Question

Given the following bond enthalpies:
B.E $(N\equiv N)=942KJ/mol$; B.E $(H-H)=436KJ/mol$
B.E $(N-N)=163KJ/mol$; B.E $(N-H)=390KJ/mol$
Determine enthalpy change for the following polymerisation reaction per mole of $N_2(g)$ consumed
$n{N}_2(g)+n{H}_2(g)\to -(-NH-NH-{)}_n-$

Answer 1

Hint:Bond enthalpy is the strength or energy associated with a bond between atoms or molecules. It is also determined as the energy required to break the bonds between atoms. For a given reaction the bond enthalpy is calculated as the sum of the bond energies of the bonds of the reactants subtracted by the bond energies of the bonds of the products.
Formula used:
 $\mathrm{\Delta }H=\mathrm{\Delta }H(reac\tan t)-\mathrm{\Delta }H(product)$

Complete step by step answer:
Bond enthalpy is referred to as the strength or energy in a chemical bond. It is a quantity which also defines the extension and stability of a reaction. Bond energy is the energy which is required to break a bond between atoms or molecules. Thus, this energy is an endothermic reaction and hence, will always be positive whereas the reaction enthalpy can be negative or positive because it involves breaking and formation of bonds. Bond enthalpy is also determined as the energy required to break the bond because the amount of energy or strength the bond holds will also be the energy required to break that bond between the molecules.

Bond enthalpy is calculated as the sum of the bond energies of the bonds of the reactants subtracted by the bond energies of the bonds of the products. The energy of the reactant’s bonds is known as energy in and the energy of the product’s bond is known as energy out.
Thus, bond enthalpy = energy in – energy out.
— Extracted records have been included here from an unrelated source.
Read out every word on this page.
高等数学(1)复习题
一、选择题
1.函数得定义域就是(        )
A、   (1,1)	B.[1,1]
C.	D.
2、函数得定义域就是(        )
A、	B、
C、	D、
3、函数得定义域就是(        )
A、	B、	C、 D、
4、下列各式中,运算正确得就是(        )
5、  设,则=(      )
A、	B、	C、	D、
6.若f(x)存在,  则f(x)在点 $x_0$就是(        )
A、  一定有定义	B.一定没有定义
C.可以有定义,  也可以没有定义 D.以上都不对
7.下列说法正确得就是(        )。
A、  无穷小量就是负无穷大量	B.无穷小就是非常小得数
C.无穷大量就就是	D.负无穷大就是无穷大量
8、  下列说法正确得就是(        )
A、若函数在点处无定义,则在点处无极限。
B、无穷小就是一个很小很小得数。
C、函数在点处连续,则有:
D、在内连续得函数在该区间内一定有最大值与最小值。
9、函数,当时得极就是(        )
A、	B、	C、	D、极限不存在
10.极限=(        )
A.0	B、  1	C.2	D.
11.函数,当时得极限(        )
Bond enthalpy is represented by $\mathrm{\Delta }H$
$\therefore \mathrm{\Delta }H=\mathrm{\Delta }H(energyin)-\mathrm{\Delta }H(energyout)$ where energy in is the bonds broken and energy out is bonds formed.
For the given question we know that for per mole
$N_2+H_2\to -(NH-NH)-$
 $\Rightarrow \mathrm{\Delta }H(N\equiv N)+\mathrm{\Delta }H(H-H)=\mathrm{\Delta }H(2(N-N)+2(N-H))$
$\Rightarrow \mathrm{\Delta }H(N\equiv N)+\mathrm{\Delta }H(H-H)-\mathrm{\Delta }H(2(N-N)-2(N-H))$
Now substitute the values given
$\Rightarrow \mathrm{\Delta }H=942+436-2(163)-2(390)$
$\Rightarrow \mathrm{\Delta }H=272KJ/mol$

Thus, the enthalpy change is $272KJ/mol$.

Note:
Remember that the bonds on the reactant side are being broken and on the product side, bonds are formed. The atoms which are bonded together may or may not have equally distributed electrons. Thus, this separation results in electric charge along the bond which leads to a molecule or an atom bonded to another to acquire dipole-dipole moment. This is referred to as bond polarity.